Apologies if this is the wrong place to post this question...

I am an Australian citizen living overseas.
I have never had a driver's licence and will need one ASAP after moving there later this year.
I will be visiting for about a week next month.

My question is, will I be able to take the DKT Drivers Knowledge Test during my visit next month?
The plan is to take the DKT so that when I actually move there I can take the test for the Learners Licence.

I am over 25 years old and will be in NSW.
I'll be staying at a hotel next month so that will be the only address I can provide...

Thanks in advance for any help!


----------



## Dexter (May 5, 2010)

If you want to take a computer test for L license - just call RTA and ask them if you need to book it in first. From what I can remember, you can just walk in and take it straight away...


----------



## anemone (Jan 27, 2012)

*thanks*



Dexter said:


> If you want to take a computer test for L license - just call RTA and ask them if you need to book it in first. From what I can remember, you can just walk in and take it straight away...

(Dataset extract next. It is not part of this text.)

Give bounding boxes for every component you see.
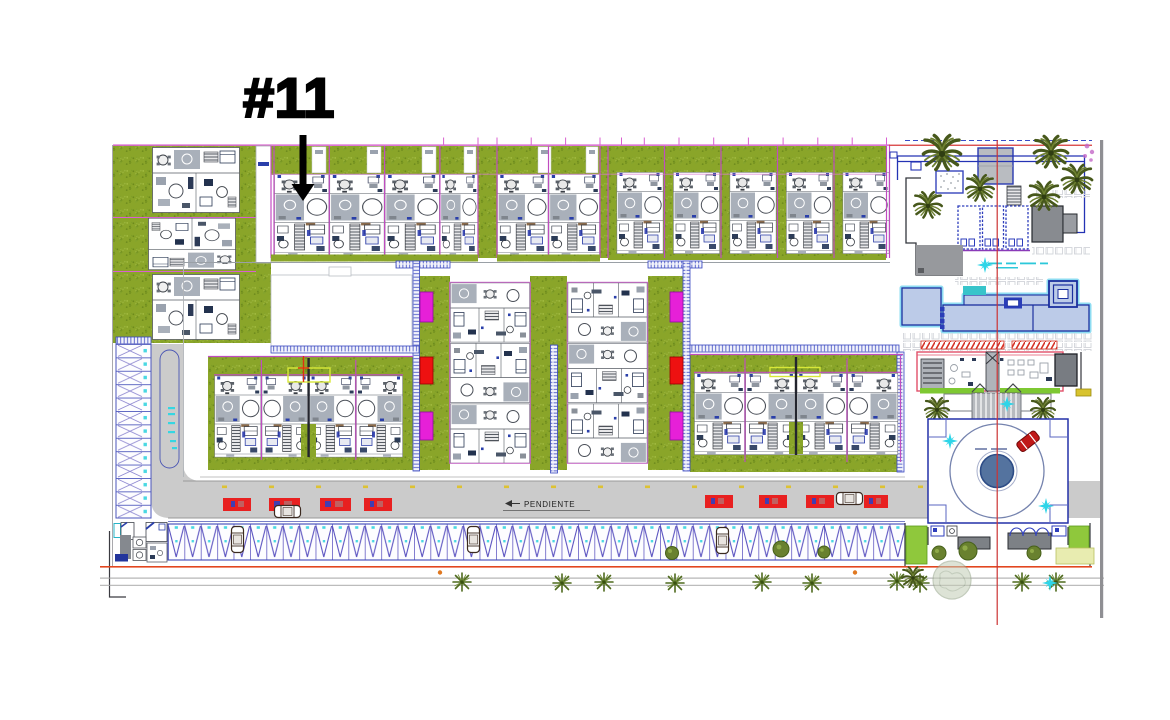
svg-text:#11: #11 [243,66,335,129]
svg-text:PENDIENTE: PENDIENTE [524,500,575,509]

thank you Dexter- hopefully they will accept my hotel address? i'm australian but have no actual address there.


----------



## 4wdtraveller (Jul 28, 2011)

Do you have a drivers lic overseas? There are countries that have a reciprocal agreement with Australia that would allow you to drive with payment of a fee.
Licences from recognised countries

I think your hotel address will be ok but you may need some proof you are staying there.

If you have done the learners test in another country,that may also be accepted with some conditions


----------